Спустя месяц стало невесело. К вони параши можно привыкнуть, рявканье озлобленного надзирателя лишь развлекало, прогулки в специальном дворике для политических, как ни коротки они были, придавали бодрости, привычной стала глухая тишина, в ней хорошо думалось. Но постепенно именно тишина стала давить, вызывая потребность нарушить ее, сбросить с себя, как сбрасывают тяжелое шерстяное одеяло.
Он стал придумывать, как убежать, представлял овраги, заросшие бурьяном, в которых так легко спрятаться, огороды, домишки Полтавской улицы, единственной в этой пустынной части города. В любой из лачуг охотно укроют беглеца. Но как бежать? Лукьяновка — огромное здание, построенное буквой «П». Оба крыла изолированы от главного корпуса, где содержатся уголовники, в левом — женское отделение, в правом — в одиночных камерах — политические. В коридорах — надзиратели. Вокруг тюрьмы — часовые. Одному, без помощи, из одиночки не удастся убежать.

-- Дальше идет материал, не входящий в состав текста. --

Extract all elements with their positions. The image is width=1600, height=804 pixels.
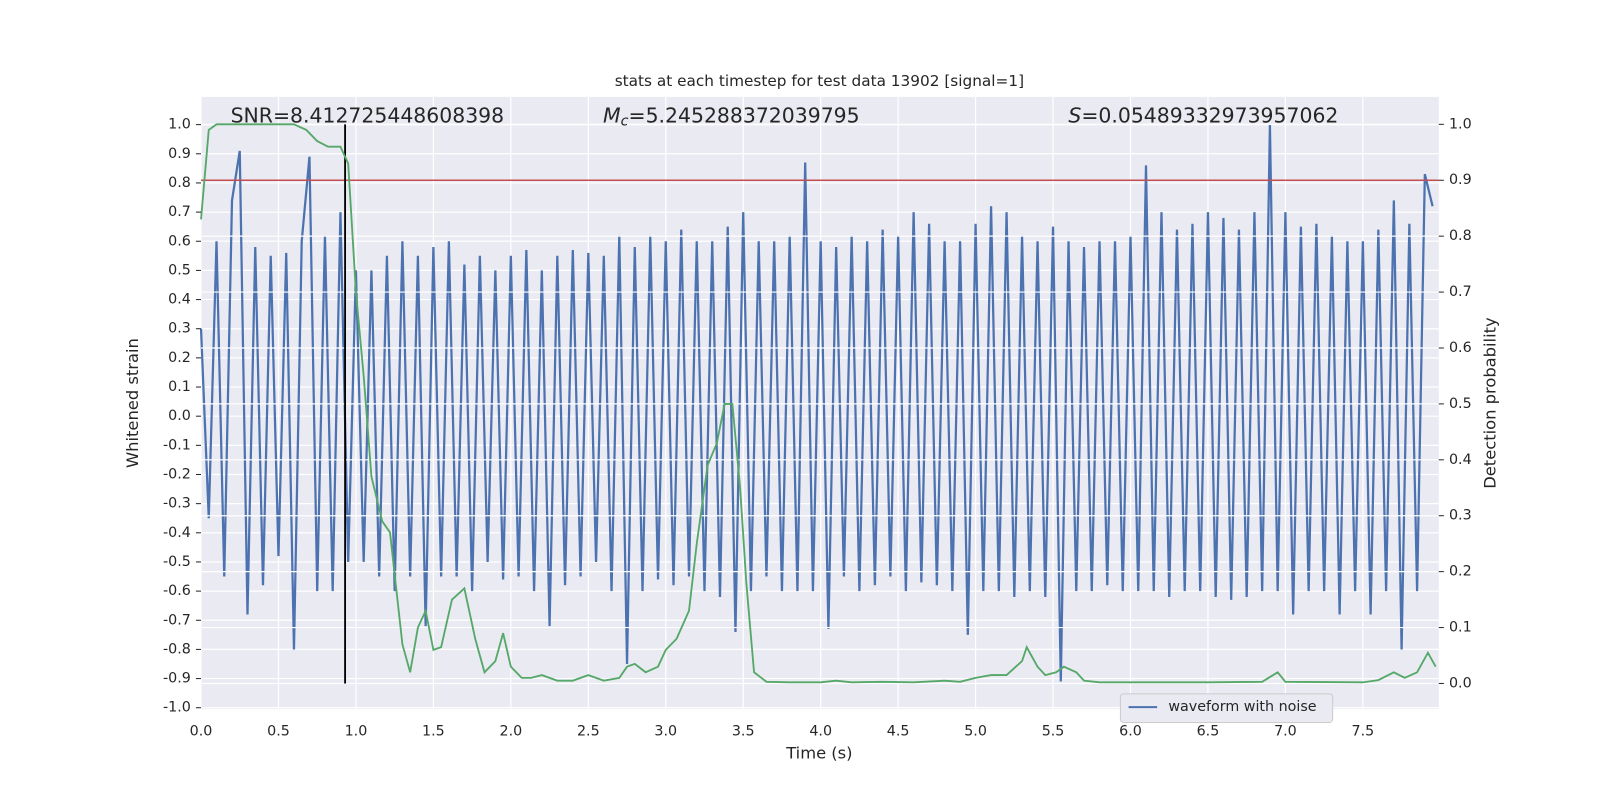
- annotation: SNR=8.412725448608398: [231, 103, 505, 127]
- x-tick-label: 7.5: [1352, 724, 1375, 740]
- y2-tick-label: 0.8: [1449, 228, 1472, 244]
- y-tick-label: 0.4: [168, 292, 191, 308]
- y-tick-label: -1.0: [163, 700, 191, 716]
- annotation-subscript: c: [621, 113, 629, 129]
- y-tick-label: 0.2: [168, 350, 191, 366]
- y-tick-label: -0.7: [163, 612, 191, 628]
- y2-tick-label: 0.9: [1449, 172, 1472, 188]
- waveform-line: [199, 124, 1434, 682]
- y-tick-label: 0.7: [168, 204, 191, 220]
- annotation-value: =5.245288372039795: [628, 103, 859, 127]
- x-tick-label: 1.0: [345, 724, 368, 740]
- x-tick-label: 3.0: [654, 724, 677, 740]
- legend-label: waveform with noise: [1168, 699, 1316, 715]
- y2-tick-label: 0.1: [1449, 620, 1472, 636]
- plot-area: [201, 96, 1439, 710]
- y-tick-label: -0.5: [163, 554, 191, 570]
- y-tick-label: 0.5: [168, 262, 191, 278]
- x-tick-label: 5.0: [964, 724, 987, 740]
- y2-tick-label: 0.5: [1449, 396, 1472, 412]
- x-tick-label: 4.0: [809, 724, 832, 740]
- y2-tick-label: 0.0: [1449, 675, 1472, 691]
- x-tick-label: 5.5: [1042, 724, 1065, 740]
- y-tick-label: 0.9: [168, 146, 191, 162]
- y2-tick-label: 0.3: [1449, 508, 1472, 524]
- x-tick-label: 4.5: [887, 724, 910, 740]
- legend-box: [1119, 693, 1334, 723]
- y-tick-label: -0.1: [163, 437, 191, 453]
- x-tick-label: 0.0: [190, 724, 213, 740]
- annotation: Mc=5.245288372039795: [603, 103, 860, 129]
- y2-tick-label: 1.0: [1449, 116, 1472, 132]
- y-tick-label: -0.4: [163, 525, 191, 541]
- x-tick-label: 6.0: [1119, 724, 1142, 740]
- y-tick-label: 0.1: [168, 379, 191, 395]
- y-tick-label: 0.8: [168, 175, 191, 191]
- y2-tick-label: 0.7: [1449, 284, 1472, 300]
- annotation: S=0.05489332973957062: [1068, 103, 1338, 127]
- x-tick-label: 0.5: [267, 724, 290, 740]
- x-tick-label: 2.0: [500, 724, 523, 740]
- y-tick-label: -0.2: [163, 466, 191, 482]
- plot: [199, 96, 1439, 710]
- y-tick-label: 0.0: [168, 408, 191, 424]
- y2-tick-label: 0.4: [1449, 452, 1472, 468]
- annotation-symbol: M: [603, 103, 621, 127]
- x-tick-label: 2.5: [577, 724, 600, 740]
- y2-tick-label: 0.6: [1449, 340, 1472, 356]
- probability-line: [200, 123, 1437, 684]
- y-tick-label: -0.3: [163, 496, 191, 512]
- annotation-symbol: S: [1068, 103, 1081, 127]
- x-axis-label: Time (s): [785, 744, 852, 763]
- y-tick-label: 1.0: [168, 117, 191, 133]
- y-tick-label: 0.6: [168, 233, 191, 249]
- annotation-value: =0.05489332973957062: [1081, 103, 1338, 127]
- y-tick-label: 0.3: [168, 321, 191, 337]
- y-tick-label: -0.9: [163, 671, 191, 687]
- chart-title: stats at each timestep for test data 139…: [615, 72, 1024, 90]
- x-tick-label: 3.5: [732, 724, 755, 740]
- x-tick-label: 7.0: [1274, 724, 1297, 740]
- y-axis-label: Whitened strain: [123, 338, 142, 468]
- y2-tick-label: 0.2: [1449, 564, 1472, 580]
- y2-axis-label: Detection probability: [1480, 317, 1499, 489]
- y-tick-label: -0.8: [163, 641, 191, 657]
- x-tick-label: 6.5: [1197, 724, 1220, 740]
- y-tick-label: -0.6: [163, 583, 191, 599]
- x-tick-label: 1.5: [422, 724, 445, 740]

Еще месяц спустя им незаметно овладела тюремная болезнь, облегчающая, сладостная и погибельная. Стен и решеток словно не стало больше, потребность в свободе, в людях, в движении пропала. Можно было, оказывается, лежать на койке и видеть все, что тебе хотелось, просто гулять — по лесу, по горам, вызывать из прошлого любое видение, оживлять даже то, что могло бы произойти в будущем… Он освобождался только во время прогулки от раздвоения личности и начинал бояться за себя. Любой ценой надо было спасаться от болезни, от потери воли. Помогала ненависть — к ротмистру Байкову, к товарищу прокурора Неметти, к Ильяшевичу, Анастасию, Иоанникию, к дворнику Тимошкину и тюремному, надзирателю, ко всем, кто действует заодно с ними, кто помогает им своим молчанием. Ненависть заставила его бегать по камере до изнеможения, делая гимнастику, поднимать сотни раз табуретку, читать вслух стихи по-русски, старательно выговаривая каждое слово, чтобы избавиться от акцента, ненависть заставила его нацарапать на стенах шаржи на Иоанникия и Неметти и только от одного он не мог заставить себя отказаться — от встреч с Марусей. Перед сном воля иногда ослабевала, и, как он ни отгонял от себя Марусю, она все равно приходила к нему в камеру, и он слышал ее голос и видел ее встревоженные глаза… Он читал ей свои стихи — они рождались легко, без мук, но почему-то не запоминались. Он не тужил об этом. Если ты можешь все, о чем думаешь, все, что чувствуешь, выразить стихами, то это, пока ты жив, бездонный колодец, из которого всегда можно черпать. И к чему тогда стихи записывать, запоминать?